Linear regression with data-dependent error variances

Given some measurements with iid errors and some covariates, a linear regression model can be written as

y_n = \alpha + \beta x_n + \epsilon_n \ \ \ \mbox{where} \ \ \ \epsilon_n \sim \mathsf{normal}(0,\sigma)

which can be fitted in stan as indicated in Stan User’s Guide.

My question is how you would formulate a model where

\epsilon_n \sim \mathsf{normal}(0,\sigma_n)

because of the y_n are measured each with their own error? I think this is a common problem, but I am not really sure how to approach it… Grateful for any insight!


A separate sigma term for each observation will cause the model to become very unstable. In the standard model with a single sigma, the model still captures the fact that sometimes you’ll observe small residuals and sometimes you’ll observe larger residuals. Adding a unique sigma for each observation will render all of the sigmas under-informed, which in turn will cause the parameters associated with the mean to become under-informed.

There are cases where it might make sense to model different magnitudes of measurement noise for different observations, but these cases usually involve either very strong prior information or other variables that inform the model.


Known variances σn create no problems at all. Just include them as data, for example

data {
  int<lower=1> N;
  vector[N] x;
  vector[N] y;
  vector<lower=0.>[N] sigma;

Then in the parameter and model blocks you’d have something like

parameters {
  real a;
  real b;
model {
  target += normal_lpdf(y | a + b*x, sigma);

with, of course, appropriate priors on a and b.

This is a pretty common situation with astronomical data, which usually traces back to counts of photon arrivals. Of course if you don’t know the true uncertainties or at least have a model for how they’re generated this doesn’t work.


I see, thanks a lot!

Ah, good catch. Yes, if there is external information on distinct measurement noise magnitude expected for each observation, then the model will be most accurate if they are used. Passing them as data implies complete certainty on their value, which might not be entirely warranted; an alternative is to have them as parameters and use priors that are centered on their expected values and tapering off relatively quickly to either side.

1 Like

It depends what you mean by “error”, and what kind of information you’re trying to model. Here’s something else you may want to consider.

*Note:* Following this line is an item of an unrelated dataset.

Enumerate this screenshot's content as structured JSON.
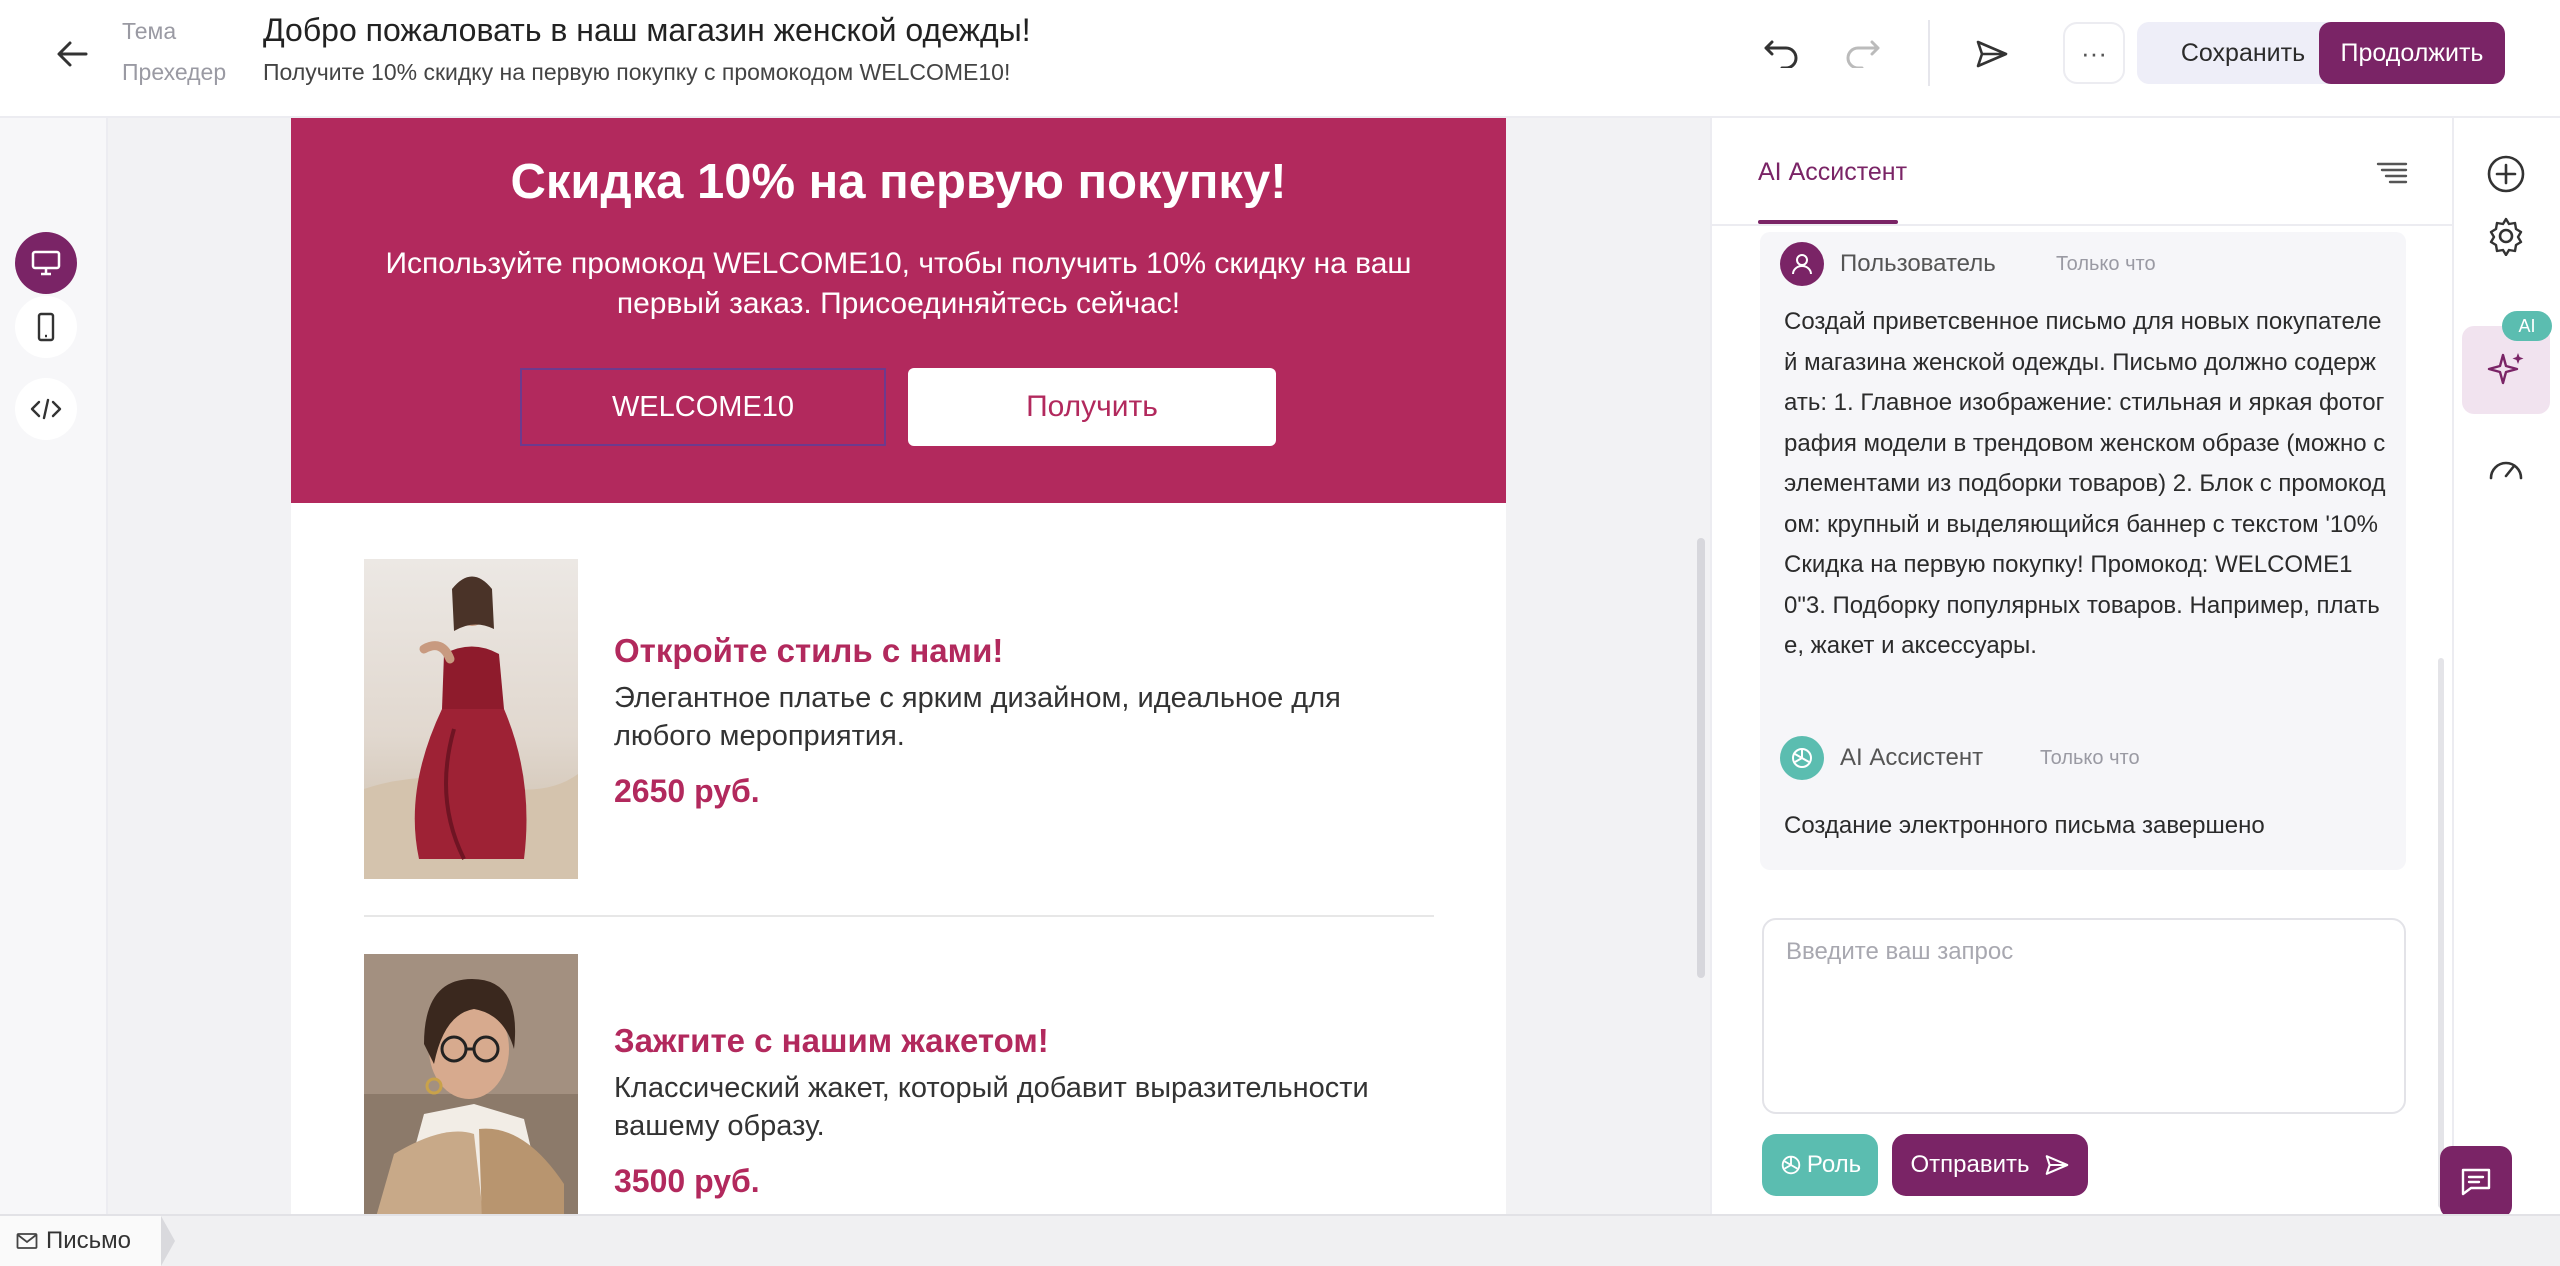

If you think that there is some quantity y (say a number of photons) that you’ve observed, but you’re aware that your observations z are imperfect, then you’d want to specify a probability distribution for that unknown quantity conditional on your observations and on the information you have about measurement quality. Or, to put it slightly differently, you need to specify a probability distribution for the errors of observation (\delta_i = z_i - y_i).

I think there is confusion with the use of the term “error” for different concepts; “error distribution” has its origins in measurement errors (errors of observation), but quickly came to refer to “errors” about the regression line as well (i.e., variation in y that is caused by factors not included in your covariates X even when all variables are precisely observed). (At least the history is something like that, and more). I think it helps to disentangle these two concepts.

Many applications require something like this, which incorporates both types of “error”:

data {
  int n;
  vector[n] z; // observations or estimates of y
  vector[n] se; // standard errors of the observations
  vector[n] x;

parameters {
  vector[n] y;
  real alpha;
  real beta;
  real<lower=0> sigma;

model {
 // data model
  z ~ normal(y, se);   // this says, my observations are imperfect
 // process model
  y ~ normal(alpha + x * beta, sigma);   // this says, something in addition to $x$ determines $y$
 // parameter models 
    // put priors on your parameters, including y

An important part is your background information about y. Just have to think about what kinds of observations would be reasonable, and then penalize values that are unreasonable. Might look like y \sim normal(\mu_y, \sigma_y), which will place low probability on values a couple standard deviations away from the inferred mean \mu_y (resulting in ‘shrinkage’ towards \mu_y), which may or may not be reasonable for your application area. Could use y \sim student_t(\nu_y, \mu_y, \sigma_y), or whatever… Observations with small standard error won’t budge much, but if you have relatively high uncertainty about the observation and its something like an outlier, then your prior will matter quite a bit.

The terminology (data model, process model, parameter model) comes from Berliner 1996 I think and is used throughout Cressie and Wikle 2011. Others have different terminology. This way you can make inferences about your process model conditional on your uncertainty of observation and prior information about y.

Berliner, L.M. Hierarchical Bayesian time-series models. In Maximum Entropy and Bayesian Methods; Hanson, K.M.; Silver, R.N., Eds.; Springer Netherlands, 1996.

Cressie, N.; Wikle, C.K. Statistics for Spatio-Temporal Data; Wiley, 2011.

Richardson, S.; Gilks, W.R. A Bayesian approach to measurement error problems in epidemiology using conditional independent models. American Journal of Epidemiology 1993, 138, 430–442.


Thanks for the detailed answer! If I understand well, in my case it’s really about measurement errors rather than missing covariates. Thanks anyway for the references!